Modern civilization often reverses this order. Productivity becomes the supreme virtue, while ethics become negotiable. The relentless pursuit of economic growth has undoubtedly generated prosperity, but it has also fuelled consumerism, imperial expansion, colonial exploitation, environmental degradation and widespread social alienation. Increasingly, even Western societies are questioning whether endless material growth alone can provide meaning or happiness.
This is why Shah's remarks deserve attention. Not because they reveal anything profound about India, but because they reveal a familiar intellectual tendency among sections of India's educated elite. Too often, Western categories are accepted as universal benchmarks, while India's own civilizational framework is either ignored or dismissed. The result is intellectual self-forgetfulness. Instead of studying their own tradition on its own terms, many Indians become eager critics of a civilization they scarcely understand.
Nityananda Misra's intervention is therefore important for reasons that go well beyond linguistics. His rebuttal reminds us that civilizations cannot be judged merely by dictionaries or management jargon. They must be understood through their underlying philosophy. India did not reject efficiency; it looks at it as a fruit of duty. It did not deny productivity; it looks it as the natural consequence of disciplined duty rather than the ultimate goal of life.
India's younger generation should certainly embrace innovation, entrepreneurship and technological excellence. But it should do so without surrendering its civilizational confidence. The world today is not searching merely for more productive individuals. It is searching for responsible societies, ethical leadership and sustainable ways of living. On those questions, Indian philosophy has much to teach not because it is ancient, but because it recognises dimensions of human life that modern materialism too often overlooks.

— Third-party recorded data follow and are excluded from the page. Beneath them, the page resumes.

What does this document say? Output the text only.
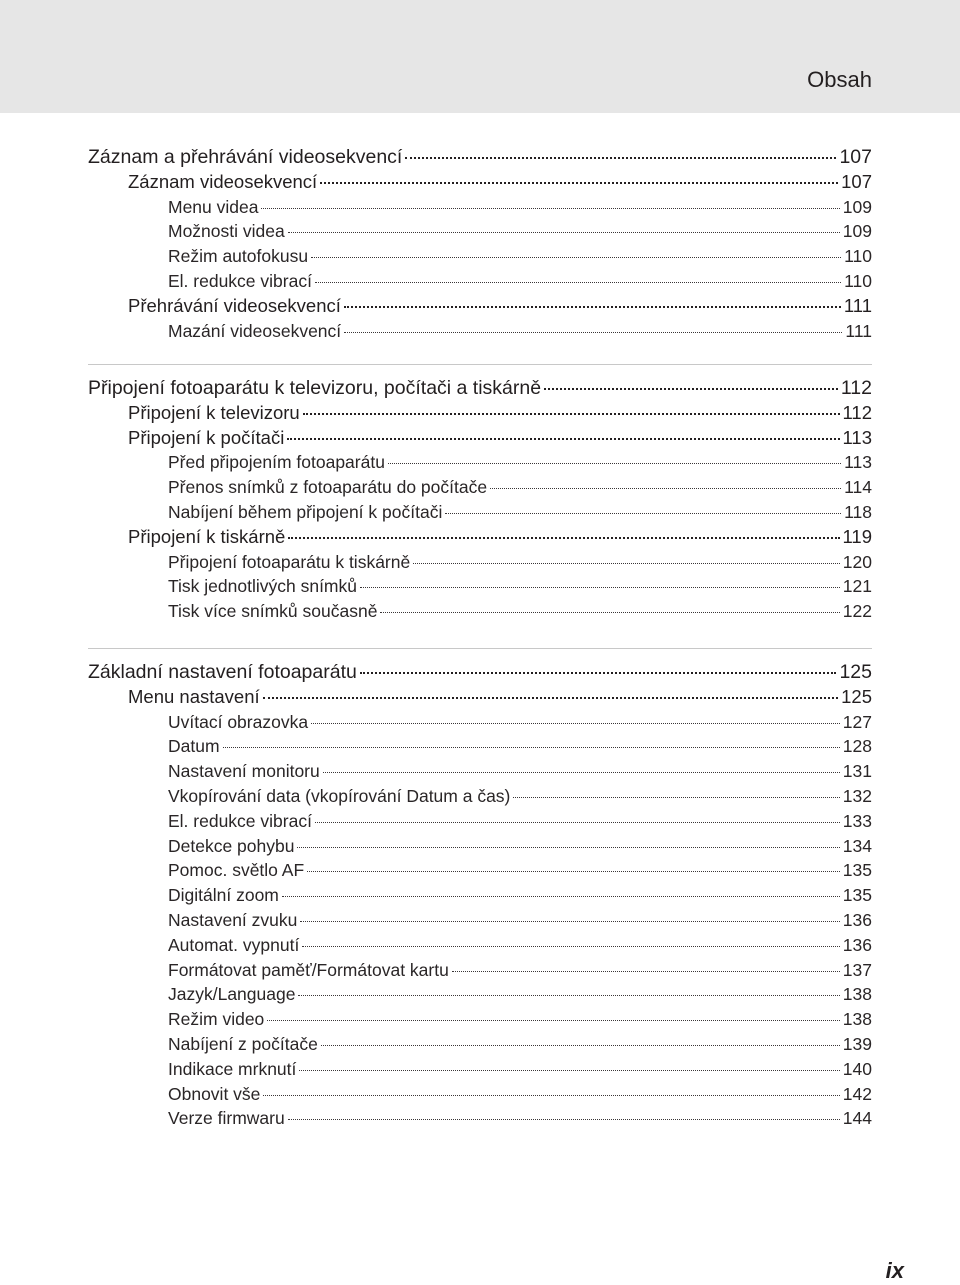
Obsah
Záznam a přehrávání videosekvencí	107
Záznam videosekvencí	107
Menu videa	109
Možnosti videa	109
Režim autofokusu	110
El. redukce vibrací	110
Přehrávání videosekvencí	111
Mazání videosekvencí	111
Připojení fotoaparátu k televizoru, počítači a tiskárně	112
Připojení k televizoru	112
Připojení k počítači	113
Před připojením fotoaparátu	113
Přenos snímků z fotoaparátu do počítače	114
Nabíjení během připojení k počítači	118
Připojení k tiskárně	119
Připojení fotoaparátu k tiskárně	120
Tisk jednotlivých snímků	121
Tisk více snímků současně	122
Základní nastavení fotoaparátu	125
Menu nastavení	125
Uvítací obrazovka	127
Datum	128
Nastavení monitoru	131
Vkopírování data (vkopírování Datum a čas)	132
El. redukce vibrací	133
Detekce pohybu	134
Pomoc. světlo AF	135
Digitální zoom	135
Nastavení zvuku	136
Automat. vypnutí	136
Formátovat paměť/Formátovat kartu	137
Jazyk/Language	138
Režim video	138
Nabíjení z počítače	139
Indikace mrknutí	140
Obnovit vše	142
Verze firmwaru	144
ix
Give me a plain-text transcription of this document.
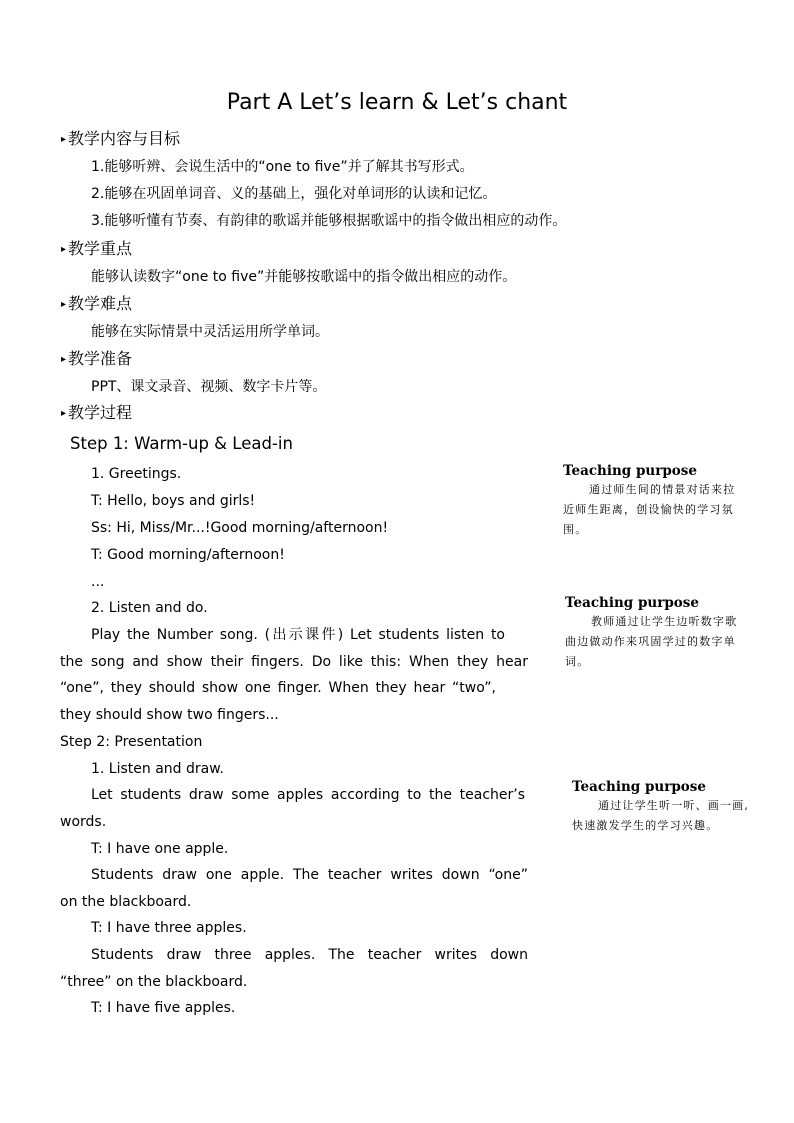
Part A Let’s learn & Let’s chant
▸ 教学内容与目标
1.能够听辨、会说生活中的“one to five”并了解其书写形式。
2.能够在巩固单词音、义的基础上，强化对单词形的认读和记忆。
3.能够听懂有节奏、有韵律的歌谣并能够根据歌谣中的指令做出相应的动作。
▸ 教学重点
能够认读数字“one to five”并能够按歌谣中的指令做出相应的动作。
▸ 教学难点
能够在实际情景中灵活运用所学单词。
▸ 教学准备
PPT、课文录音、视频、数字卡片等。
▸ 教学过程
Step 1: Warm-up & Lead-in
1. Greetings.
T: Hello, boys and girls!
Ss: Hi, Miss/Mr...!Good morning/afternoon!
T: Good morning/afternoon!
...
2. Listen and do.
Play the Number song. (出示课件) Let students listen to
the song and show their fingers. Do like this: When they hear
“one”, they should show one finger. When they hear “two”,
they should show two fingers...
Step 2: Presentation
1. Listen and draw.
Let students draw some apples according to the teacher’s
words.
T: I have one apple.
Students draw one apple. The teacher writes down “one”
on the blackboard.
T: I have three apples.
Students draw three apples. The teacher writes down
“three” on the blackboard.
T: I have five apples.
Teaching purpose
通过师生间的情景对话来拉近师生距离，创设愉快的学习氛围。
Teaching purpose
教师通过让学生边听数字歌曲边做动作来巩固学过的数字单词。
Teaching purpose
通过让学生听一听、画一画,快速激发学生的学习兴趣。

Perhaps that is the lesson Kunal Shah should reflect upon. Before concluding that India lacks the vocabulary of efficiency, it would be worthwhile understanding the civilization that produced concepts such as dharma, kartavya and self-restraint thousands of years before modern management theories were born. A civilization that teaches duty before rights and character before consumption hardly needs lectures on productivity. Efficiency is important. But when detached from ethics and higher purpose, it can produce efficient machines rather than better human beings. India chose a different path. That choice deserves understanding before it is dismissed.